3. Extraction - Extract specific information from a larger string.
4. Tokenization - Splitting text into meaningful units (e.g. words, sentences).
5. URL Routing - Matching and extracting information from URLs.

#### Basic components
1. Literals - Characters that match themselves (e.g. "a" matches the letter "a").
2. Metacharacters - Special characters with special meanings (common metacharacters listed below).
3. Character classes - Represent sets of characters (e.g. "[a-z]" matches any lowercase letter).

#### Common metacharacters
- .(dot) - Matches any single character except a newline.
- \(backslash) - Escapes a metacharacter to be treated as a literal (e.g. "\." matches a period).
- ^(caret) - Matches the start of a line or a string.
- $(dollar) - Matches the end of a line or a string.
- *(asterisk) - Matches the preceding element zero or more times.
- +(plus) - Matches the preceding element one or more times.
- ?(question mark) - Matches the preceding element zero or one time.
- [] - Defines a character class (e.g. "[aeiou]" matches any vowel).
- [^ ] - Defines a negated character class (e.g. "[0-9]" matches anything except digits).

#### Modifiers
- i - Case-insensitive matching.
- g - Global matching (find all matches, not just the first).
- m - Multiline mode (treat the input as having multiple lines).
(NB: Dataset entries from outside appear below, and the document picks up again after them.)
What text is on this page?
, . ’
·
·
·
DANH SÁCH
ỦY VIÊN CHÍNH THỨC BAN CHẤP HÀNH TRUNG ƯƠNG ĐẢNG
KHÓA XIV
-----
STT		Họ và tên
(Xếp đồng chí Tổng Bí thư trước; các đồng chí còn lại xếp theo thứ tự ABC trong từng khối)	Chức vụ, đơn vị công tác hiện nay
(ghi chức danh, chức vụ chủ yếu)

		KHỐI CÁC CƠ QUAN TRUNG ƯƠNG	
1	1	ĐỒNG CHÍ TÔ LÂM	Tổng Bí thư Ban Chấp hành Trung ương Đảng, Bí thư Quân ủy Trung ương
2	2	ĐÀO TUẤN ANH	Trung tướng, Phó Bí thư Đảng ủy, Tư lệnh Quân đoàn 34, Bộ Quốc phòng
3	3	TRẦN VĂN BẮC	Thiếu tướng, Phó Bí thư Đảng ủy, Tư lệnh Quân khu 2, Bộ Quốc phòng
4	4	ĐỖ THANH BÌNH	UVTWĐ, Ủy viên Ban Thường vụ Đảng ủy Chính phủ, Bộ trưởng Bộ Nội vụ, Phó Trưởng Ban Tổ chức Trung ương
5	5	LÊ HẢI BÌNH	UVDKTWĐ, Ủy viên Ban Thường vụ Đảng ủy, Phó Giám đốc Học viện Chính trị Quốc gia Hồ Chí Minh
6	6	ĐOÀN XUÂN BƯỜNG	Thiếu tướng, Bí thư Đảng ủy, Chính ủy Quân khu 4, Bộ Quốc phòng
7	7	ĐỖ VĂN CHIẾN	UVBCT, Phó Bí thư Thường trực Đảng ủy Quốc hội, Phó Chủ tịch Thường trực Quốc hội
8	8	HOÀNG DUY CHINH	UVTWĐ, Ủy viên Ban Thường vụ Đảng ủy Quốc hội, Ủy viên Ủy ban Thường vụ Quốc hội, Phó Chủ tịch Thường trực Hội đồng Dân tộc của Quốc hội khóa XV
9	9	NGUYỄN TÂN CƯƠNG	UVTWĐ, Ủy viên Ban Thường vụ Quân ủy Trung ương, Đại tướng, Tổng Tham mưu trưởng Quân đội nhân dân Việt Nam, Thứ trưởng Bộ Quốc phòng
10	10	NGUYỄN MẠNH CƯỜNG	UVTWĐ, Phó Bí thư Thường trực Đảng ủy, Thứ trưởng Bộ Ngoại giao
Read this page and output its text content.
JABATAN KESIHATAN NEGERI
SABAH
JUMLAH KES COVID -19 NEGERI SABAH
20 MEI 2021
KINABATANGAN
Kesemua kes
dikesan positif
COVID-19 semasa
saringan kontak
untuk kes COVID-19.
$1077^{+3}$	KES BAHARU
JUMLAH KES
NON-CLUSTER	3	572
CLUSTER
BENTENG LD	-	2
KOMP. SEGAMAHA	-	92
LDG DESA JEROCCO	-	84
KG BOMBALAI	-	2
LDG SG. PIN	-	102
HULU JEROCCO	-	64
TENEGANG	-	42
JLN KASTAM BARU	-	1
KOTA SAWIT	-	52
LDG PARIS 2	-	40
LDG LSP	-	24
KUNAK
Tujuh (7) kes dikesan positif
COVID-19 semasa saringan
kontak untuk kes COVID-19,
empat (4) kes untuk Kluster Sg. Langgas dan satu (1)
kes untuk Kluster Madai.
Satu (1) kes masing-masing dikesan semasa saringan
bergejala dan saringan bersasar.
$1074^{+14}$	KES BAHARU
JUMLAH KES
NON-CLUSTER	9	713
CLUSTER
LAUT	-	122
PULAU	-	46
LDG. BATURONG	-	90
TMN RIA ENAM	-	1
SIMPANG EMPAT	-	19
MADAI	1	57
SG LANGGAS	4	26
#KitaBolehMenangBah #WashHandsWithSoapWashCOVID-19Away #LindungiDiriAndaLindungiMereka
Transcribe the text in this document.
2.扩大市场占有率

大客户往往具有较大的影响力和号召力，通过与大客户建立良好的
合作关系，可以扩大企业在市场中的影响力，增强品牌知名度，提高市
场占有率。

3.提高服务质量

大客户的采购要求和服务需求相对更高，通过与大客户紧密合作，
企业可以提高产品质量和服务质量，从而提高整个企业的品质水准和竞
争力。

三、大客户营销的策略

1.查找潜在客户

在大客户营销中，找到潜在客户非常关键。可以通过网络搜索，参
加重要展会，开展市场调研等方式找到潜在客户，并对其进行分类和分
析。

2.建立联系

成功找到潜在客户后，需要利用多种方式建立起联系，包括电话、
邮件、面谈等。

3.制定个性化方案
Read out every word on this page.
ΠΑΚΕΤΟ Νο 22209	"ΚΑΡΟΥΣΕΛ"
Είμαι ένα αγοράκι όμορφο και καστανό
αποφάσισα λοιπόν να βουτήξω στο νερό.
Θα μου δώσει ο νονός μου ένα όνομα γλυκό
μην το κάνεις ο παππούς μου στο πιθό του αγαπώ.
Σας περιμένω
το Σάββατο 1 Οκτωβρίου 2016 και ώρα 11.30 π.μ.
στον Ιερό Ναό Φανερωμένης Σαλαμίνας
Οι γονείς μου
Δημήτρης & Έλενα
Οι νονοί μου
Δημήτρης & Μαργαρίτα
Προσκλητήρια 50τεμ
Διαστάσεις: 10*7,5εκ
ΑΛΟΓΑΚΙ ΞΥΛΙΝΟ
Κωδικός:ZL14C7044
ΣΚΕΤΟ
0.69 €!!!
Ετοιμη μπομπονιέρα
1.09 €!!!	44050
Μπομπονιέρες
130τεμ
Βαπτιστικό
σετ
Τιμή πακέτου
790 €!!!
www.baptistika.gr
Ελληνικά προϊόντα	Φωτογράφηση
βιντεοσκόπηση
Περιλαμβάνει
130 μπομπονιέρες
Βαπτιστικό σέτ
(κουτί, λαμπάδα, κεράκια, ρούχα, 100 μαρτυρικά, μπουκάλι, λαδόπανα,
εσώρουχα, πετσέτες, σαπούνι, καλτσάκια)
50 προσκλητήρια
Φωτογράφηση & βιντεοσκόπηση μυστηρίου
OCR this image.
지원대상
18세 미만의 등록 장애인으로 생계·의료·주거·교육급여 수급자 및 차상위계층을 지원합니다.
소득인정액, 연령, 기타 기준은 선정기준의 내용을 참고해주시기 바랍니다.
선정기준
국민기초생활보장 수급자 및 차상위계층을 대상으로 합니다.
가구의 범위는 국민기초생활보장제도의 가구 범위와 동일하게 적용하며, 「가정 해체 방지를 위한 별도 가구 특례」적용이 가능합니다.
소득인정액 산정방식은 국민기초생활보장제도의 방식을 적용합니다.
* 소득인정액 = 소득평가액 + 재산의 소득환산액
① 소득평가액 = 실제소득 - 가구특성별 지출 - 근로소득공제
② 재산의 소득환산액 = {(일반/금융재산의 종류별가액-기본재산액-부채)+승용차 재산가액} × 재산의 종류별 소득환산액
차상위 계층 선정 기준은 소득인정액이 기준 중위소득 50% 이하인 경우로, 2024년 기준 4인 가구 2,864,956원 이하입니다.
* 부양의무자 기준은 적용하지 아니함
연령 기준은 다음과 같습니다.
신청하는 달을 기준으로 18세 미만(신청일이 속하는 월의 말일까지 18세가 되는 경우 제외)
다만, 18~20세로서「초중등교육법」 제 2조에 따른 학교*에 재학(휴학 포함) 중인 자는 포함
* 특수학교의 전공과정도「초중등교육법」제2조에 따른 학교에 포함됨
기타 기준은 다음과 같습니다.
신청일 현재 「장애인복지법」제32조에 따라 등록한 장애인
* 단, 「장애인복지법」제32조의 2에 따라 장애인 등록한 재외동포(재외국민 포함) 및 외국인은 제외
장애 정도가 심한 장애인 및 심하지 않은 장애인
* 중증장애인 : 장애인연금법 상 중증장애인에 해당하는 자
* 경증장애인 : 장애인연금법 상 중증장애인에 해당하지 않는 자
### Example - Validate an email address
In this example, our `validate_email` function uses the `re.match()` function to check if the provided email matches the specified regex pattern.

In [1]:
import re

def validate_email(email):

    # This pattern checks the basic formatting of an email address
    # It matches sequences of characters before and after the @ symbol
    pattern = r'\b[A-Za-z0-9._%+-]+@[A-Za-z0-9.-]+\.[A-Z|a-z]{2,7}\b'

    # Return True if the email passes validation and False otherwise
    if re.match(pattern, email):
        return True
    else:
        return False

email1 = "user@example.com"
email2 = "invalid.email"

print(validate_email(email1))
print(validate_email(email2))

True
False